I run a community garden in Harlem, New York. We keep some boisterous chickens and run outreach programs for local kids. What we plant is crowd-sourced and where it’s planted is based on sun mapping data and what evidence shows will work where. We sometimes squabble about small things, yet despite our differences, we share a belief that growing and eating fresh food should be accessible to all.
I am proud of our urban farming community. By contrast, I was really perturbed when I learned that another community in which I am active, Reddit, has just sold its entire content base to Open AI for use in ChatGPT. Several decades of community contributed and moderated content have created a cash cow, not least for Open AI’s CEO, Sam Altman, whose wealth already includes $615 million in Reddit stocks.
We all laughed when Google AI told people to put craft glue in pizza after regurgitating a sarcastic comment. But as a member of a subreddit where people share experiences of their life-threatening allergies, I know that unverified medical advice from redditors, stripped of context, could prove lethal.
This is just one example of those who are developing emerging technologies exploiting the goodwill and societal benefits of communities. Unsurprisingly, a vacuum in regulation around generative and other types of AI is leading to declining public trust in AI systems and the companies that build them.
Community that puts people first should be protected
The Data Values Project reminds us that we shouldn’t accept a status quo that’s been established with profit, not people in mind. It also shows us that we can protect our rights through community action.
In the past, social media companies mostly used our data to sell us things. Today, our family photos are morphed into AI generated images, while even the most innocuous photos can expose young people to becoming victims of deepfake nudes and our texts and posts are now fodder for chatbots to share with no attribution. In this new landscape, the value proposition for human engagement in online communities is arguably declining, despite the technological potential.
A colleague recently said in an interview that we need to build a better digital ecosystem, so that we can have a thriving, creative, safe society. A lot of my work is concerned with examining the fundamentals of the relationship between data and society and I think developing and protecting community, particularly the data for development community, is essential in building this ecosystem and ensuring society benefits from technological and digital developments.
The data for development community has come a long way, yet faces new challenges
When the Sustainable Development Goals were introduced in 2015, the World that Counts report made recommendations about integrating non-traditional data sources while protecting data quality through the institutions of national statistical offices. Ultimately the data community needed to be strengthened and brought together, but at the time there were a number of mini-communities who were at odds with each other. Disagreements broke out between the open data evangelists and statisticians about how much data could and should be shared, or about the tradeoffs between timeliness versus ensuring accuracy and about the role of non-data specialists in generating data sets and whether these could be included in official statistics.
But despite our differences, we were united by the common belief that better data offers an important pathway to progress and is of central importance in achieving the Sustainable Development Goals. Over the past 9 years there has been more cooperation, less suspicion and slow but steady integration of new data sources such as Citizen-Generated Data or earth observation data. Our data for development community has grown and strengthened since 2015 and this has driven SDG progress for those most in need around the world. Now is a moment where we need to come together once again to address the abuses and potential for exploitation presented by AI and other emerging technologies.
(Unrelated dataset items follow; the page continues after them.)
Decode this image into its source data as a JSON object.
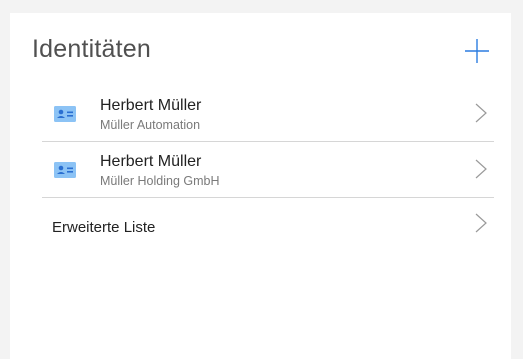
{
  "header": {
    "title": "Identitäten",
    "add_icon": "plus-icon"
  },
  "identities": [
    {
      "name": "Herbert Müller",
      "company": "Müller Automation",
      "icon": "contact-card-icon"
    },
    {
      "name": "Herbert Müller",
      "company": "Müller Holding GmbH",
      "icon": "contact-card-icon"
    }
  ],
  "extended_list": {
    "label": "Erweiterte Liste"
  },
  "colors": {
    "accent": "#2b7ce0",
    "card_icon_bg": "#8cc3f5",
    "card_icon_fg": "#2a6fd1",
    "divider": "#d6d6d6",
    "chevron": "#9a9a9a"
  }
}
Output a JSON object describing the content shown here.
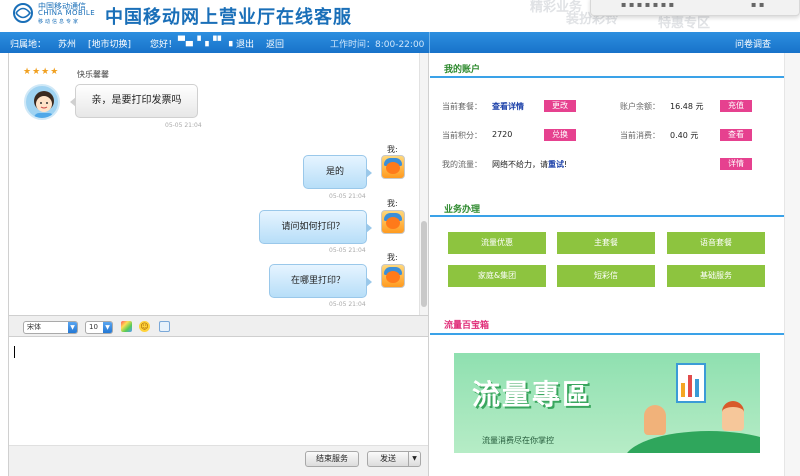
{
  "header": {
    "logo_cn": "中国移动通信",
    "logo_en": "CHINA MOBILE",
    "logo_slogan": "移动信息专家",
    "title": "中国移动网上营业厅在线客服",
    "ghost_texts": [
      "精彩业务",
      "装扮彩铃",
      "特惠专区"
    ]
  },
  "bluebar": {
    "location_label": "归属地：",
    "location_value": "苏州",
    "city_switch": "[地市切换]",
    "greeting": "您好！",
    "username_masked": "▀▄▝▗▝▘▗",
    "logout": "退出",
    "back": "返回",
    "work_time": "工作时间：8:00-22:00",
    "survey": "问卷调查"
  },
  "chat": {
    "stars": "★★★★",
    "agent_name": "快乐馨馨",
    "messages": [
      {
        "from": "agent",
        "text": "亲，是要打印发票吗",
        "time": "05-05 21:04"
      },
      {
        "from": "me",
        "label": "我:",
        "text": "是的",
        "time": "05-05 21:04"
      },
      {
        "from": "me",
        "label": "我:",
        "text": "请问如何打印？",
        "time": "05-05 21:04"
      },
      {
        "from": "me",
        "label": "我:",
        "text": "在哪里打印？",
        "time": "05-05 21:04"
      }
    ]
  },
  "toolbar": {
    "font_family": "宋体",
    "font_size": "10"
  },
  "footer": {
    "end_service": "结束服务",
    "send": "发送",
    "send_arrow": "▼"
  },
  "account": {
    "section_title": "我的账户",
    "current_plan_label": "当前套餐：",
    "current_plan_link": "查看详情",
    "change_btn": "更改",
    "balance_label": "账户余额：",
    "balance_value": "16.48 元",
    "recharge_btn": "充值",
    "points_label": "当前积分：",
    "points_value": "2720",
    "redeem_btn": "兑换",
    "spend_label": "当前消费：",
    "spend_value": "0.40 元",
    "view_btn": "查看",
    "data_label": "我的流量：",
    "data_value_prefix": "网络不给力，请",
    "data_retry": "重试",
    "data_value_suffix": "!",
    "details_btn": "详情"
  },
  "business": {
    "section_title": "业务办理",
    "buttons": [
      "流量优惠",
      "主套餐",
      "语音套餐",
      "家庭&集团",
      "短彩信",
      "基础服务"
    ]
  },
  "treasure": {
    "section_title": "流量百宝箱",
    "banner_title": "流量專區",
    "banner_sub": "流量消费尽在你掌控"
  },
  "colors": {
    "brand_blue": "#1a6fb8",
    "bar_blue": "#1872c9",
    "section_green": "#2e8a2e",
    "button_pink": "#e6418f",
    "biz_green": "#8dc43f"
  }
}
Community must once again be central to our progress
Communities are not static. The composition of the Global Partnership’s network has evolved over time, becoming more diverse, with a wider geographic spread and more campaigning organizations, recognizing that our shared challenges are not merely technical but also normative, ethical, even existential.
The network’s recent partner survey revealed that numerous network members are already engaged in AI for development, from many different angles. Many others, including many government agencies, are facing challenges with technical capacity, skills and investment that are hindering their ability to fully embrace the opportunities of AI, while navigating a complex regulatory landscape. Our community building can prove critical here - as in some of the recent work on contextualizing AI for country and regional settings. The strength of the community can also be seen in conversations around data governance to protect rights around the world, and plans to deliver this through the Global Digital Compact.
These new topic areas risked the proliferation of sub-communities and silos again, but our community has hard-won experience building coalitions that leverage data and innovation for economic and social progress that help bind us rather than divide us. Global inequality is about to be supercharged by the disparities in the global data and AI landscape. It follows that we need to co-create a core community that encompasses the true breadth and potential of the data and digital revolution, rather than splintering into siloed micro-communities that talk only to themselves. Together we can push for human progress and fight inequality and the climate crisis, one data point at a time.
Community has never been more important than at this particular moment in history. To build trust, coherence and a safer digital ecosystem, we must come out of our comfort zones and come together to build a fairer data future.